Bawa Thomas Cup ke Tanah Air Usai 19 Tahun Penantian, Ini Fakta Kemenangan Indonesia

Ajang Thomas Cup yang digelar dua tahun sekali akhirnya mencapai klimaks. Pada partai final yang diadakan di Ceres Arena ini, Indonesia akhirnya keluar sebagai juara usai mengalahkan China dengan skor 3-0. Berikut fakta kemenangan tim Indonesia di ajang Thomas Cup 2020 usai 19 tahun penantian.

Astuti Dwi Ramadhani
Oleh Astuti Dwi Ramadhani - Reporter
Bawa Thomas Cup ke Tanah Air Usai 19 Tahun Penantian, Ini Fakta Kemenangan Indonesia
Indonesia juara Thomas Cup 2020. ©2021 Merdeka.com/instagram.com

Ajang Thomas Cup yang digelar dua tahun sekali akhirnya mencapai klimaks. Pada partai final yang diadakan di Ceres Arena, Denmark ini mempertemukan dua tim kuat. Yaitu Indonesia sebagai unggulan pertama dan China sebagai juara bertahan di tahun sebelumnya.

Seperti kita tahu, China merupakan rival kuat Indonesia dalam Dunia bulutangkis. Mereka memiliki atlet-atlet yang menduduki peringkat teratas hampir di setiap nomor. Tak heran jika perjuangan tim Indonesia kali ini pun tak bisa dibilang mudah.
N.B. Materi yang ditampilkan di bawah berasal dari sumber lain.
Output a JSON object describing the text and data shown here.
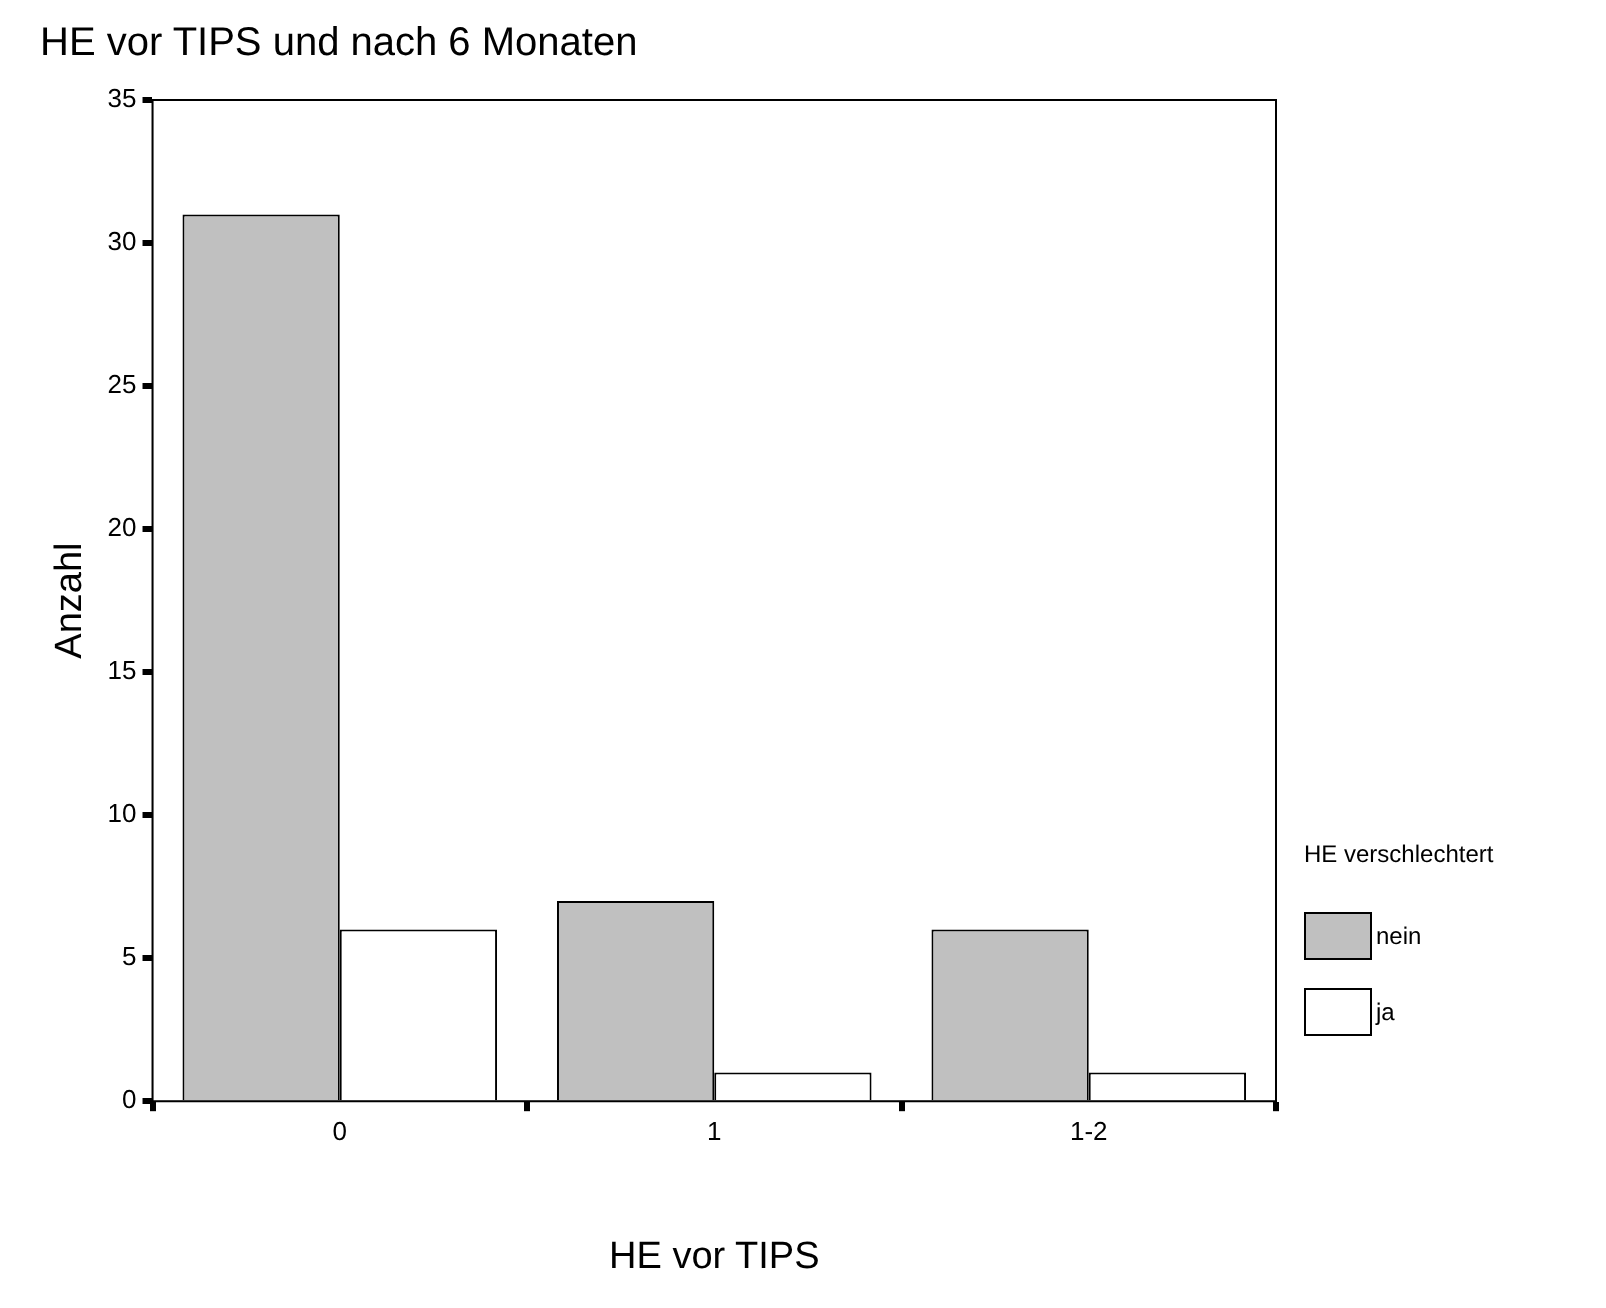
{
  "chart_data": {
    "type": "bar",
    "title": "HE vor TIPS und nach 6 Monaten",
    "xlabel": "HE vor TIPS",
    "ylabel": "Anzahl",
    "legend_title": "HE verschlechtert",
    "categories": [
      "0",
      "1",
      "1-2"
    ],
    "series": [
      {
        "name": "nein",
        "color": "#c0c0c0",
        "values": [
          31,
          7,
          6
        ]
      },
      {
        "name": "ja",
        "color": "#ffffff",
        "values": [
          6,
          1,
          1
        ]
      }
    ],
    "ylim": [
      0,
      35
    ],
    "yticks": [
      0,
      5,
      10,
      15,
      20,
      25,
      30,
      35
    ],
    "grid": false,
    "legend": "right"
  }
}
Sebelumnya, China juga telah membawa dua piala yaitu piala Uber dan piala Sudirman. Namun kali ini, Indonesia memupuskan harapan China untuk mengawinkan piala Thomas dan Uber.
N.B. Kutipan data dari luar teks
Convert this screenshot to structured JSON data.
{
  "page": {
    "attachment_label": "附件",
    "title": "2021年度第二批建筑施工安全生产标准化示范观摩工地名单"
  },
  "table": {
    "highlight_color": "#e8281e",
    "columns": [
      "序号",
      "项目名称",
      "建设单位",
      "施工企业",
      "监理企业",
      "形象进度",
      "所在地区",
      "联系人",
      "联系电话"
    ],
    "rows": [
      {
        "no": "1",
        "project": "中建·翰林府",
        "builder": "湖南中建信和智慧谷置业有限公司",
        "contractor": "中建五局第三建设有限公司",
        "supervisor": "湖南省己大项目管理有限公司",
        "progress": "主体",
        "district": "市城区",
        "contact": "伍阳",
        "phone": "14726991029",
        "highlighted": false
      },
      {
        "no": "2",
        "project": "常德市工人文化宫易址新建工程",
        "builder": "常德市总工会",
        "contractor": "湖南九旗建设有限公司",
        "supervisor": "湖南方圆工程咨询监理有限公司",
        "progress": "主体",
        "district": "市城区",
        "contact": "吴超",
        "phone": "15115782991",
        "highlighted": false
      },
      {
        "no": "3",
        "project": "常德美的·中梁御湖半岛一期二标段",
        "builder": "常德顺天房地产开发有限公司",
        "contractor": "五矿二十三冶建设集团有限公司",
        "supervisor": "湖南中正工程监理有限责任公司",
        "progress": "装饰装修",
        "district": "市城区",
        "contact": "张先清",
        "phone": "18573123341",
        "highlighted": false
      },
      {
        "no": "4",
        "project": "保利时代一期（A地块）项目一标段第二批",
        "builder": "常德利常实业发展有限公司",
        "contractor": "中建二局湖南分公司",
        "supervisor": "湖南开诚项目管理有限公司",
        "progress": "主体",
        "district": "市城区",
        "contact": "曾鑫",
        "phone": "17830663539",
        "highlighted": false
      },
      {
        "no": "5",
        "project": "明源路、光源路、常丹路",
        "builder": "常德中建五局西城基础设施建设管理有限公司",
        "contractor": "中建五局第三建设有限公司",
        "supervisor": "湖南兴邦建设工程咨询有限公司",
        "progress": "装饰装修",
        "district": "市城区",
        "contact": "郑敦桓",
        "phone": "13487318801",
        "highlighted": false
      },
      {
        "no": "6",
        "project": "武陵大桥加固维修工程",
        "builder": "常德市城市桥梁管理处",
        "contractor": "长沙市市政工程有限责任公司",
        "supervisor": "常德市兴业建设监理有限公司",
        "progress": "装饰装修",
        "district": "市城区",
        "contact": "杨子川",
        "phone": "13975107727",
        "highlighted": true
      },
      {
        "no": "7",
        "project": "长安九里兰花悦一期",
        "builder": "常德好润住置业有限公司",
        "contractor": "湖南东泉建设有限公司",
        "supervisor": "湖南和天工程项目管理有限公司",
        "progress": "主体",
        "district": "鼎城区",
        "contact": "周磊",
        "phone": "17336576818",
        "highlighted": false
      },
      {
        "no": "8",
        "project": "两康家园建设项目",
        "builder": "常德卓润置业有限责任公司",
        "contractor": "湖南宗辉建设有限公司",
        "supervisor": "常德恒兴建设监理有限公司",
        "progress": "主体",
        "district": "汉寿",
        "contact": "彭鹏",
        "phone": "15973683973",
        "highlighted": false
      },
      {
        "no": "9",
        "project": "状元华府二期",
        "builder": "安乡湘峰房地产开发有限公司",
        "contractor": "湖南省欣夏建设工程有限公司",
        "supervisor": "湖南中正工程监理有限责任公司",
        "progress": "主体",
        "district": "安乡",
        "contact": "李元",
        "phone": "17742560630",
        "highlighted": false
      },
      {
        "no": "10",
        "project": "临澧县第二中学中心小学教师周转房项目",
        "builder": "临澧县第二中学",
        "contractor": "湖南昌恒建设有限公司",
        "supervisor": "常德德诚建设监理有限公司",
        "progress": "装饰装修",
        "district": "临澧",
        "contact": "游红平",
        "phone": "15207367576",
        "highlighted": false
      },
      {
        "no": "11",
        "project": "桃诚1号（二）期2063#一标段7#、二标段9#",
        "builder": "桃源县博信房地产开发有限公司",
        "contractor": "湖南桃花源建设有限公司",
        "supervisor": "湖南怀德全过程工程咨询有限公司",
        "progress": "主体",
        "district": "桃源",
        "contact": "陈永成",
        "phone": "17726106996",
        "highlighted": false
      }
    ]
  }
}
Tim Indonesia telah berjuang mati-matian bahkan hingga jatuh-bangun demi mengejar shuttle cock. Akhirnya, penantian Indonesia 19 tahun pun usai dan piala Thomas kembali ke Tanah Air. Berikut fakta kemenangan tim Indonesia di ajang Thomas Cup 2020.

Skor 3-0

Pada laga final yang mempertemukan Indonesia dan China tadi malam, Indonesia memetik kemenangan dengan skor telak. Indonesia menang dengan skor 3-0 lewat perjuangan Anthony Sinisuka Ginting, Fajar Alfian/M. Rian Ardianto, serta Jonathan Christie yang menjadi penentu.

Kerahkan Kekuatan Penuh

Seperti kita tahu, pada ajang Thomas Cup ini Indonesia menjadi unggulan pertama. Rangking para atlet putra yang dimiliki Indonesia hampir semuanya berjajar di peringkat 10 dunia. Tak hanya para pemain top, Indonesia juga membawa pemain muda seperti Leo dan Daniel.

Penantian Panjang

Pulangnya piala Thomas ke Tanah Air pun menjadi momen yang sangat penting bagi Indonesia. Bagaimana tidak, kita semua telah menantikan momen ini selama 19 tahun. Diketahui, piala Thomas terakhir kali pulang ke Indonesia pada tahun 2002.

Bukan Bendera Merah Putih

Seperti kita lihat tadi malam, saat upacara pengalungan medali dan penyerahan piala Thomas, bukan bendera merah putih yang dikibarkan di Ceres Arena. Bendera yang dikibarkan justru bendera PBSI.

Bukan tanpa sebab, rupanya hal ini merupakan sanksi yang diberikan WADA (World Anti Doping Agency) pada lembaga anti doping Indonesia yang tak melakukan beberapa prosedur yang seharusnya dilakukan. Sanksi ini berimbas pada tak diperbolehkannya bendera merah putih berkibar di even olahraga Internasional.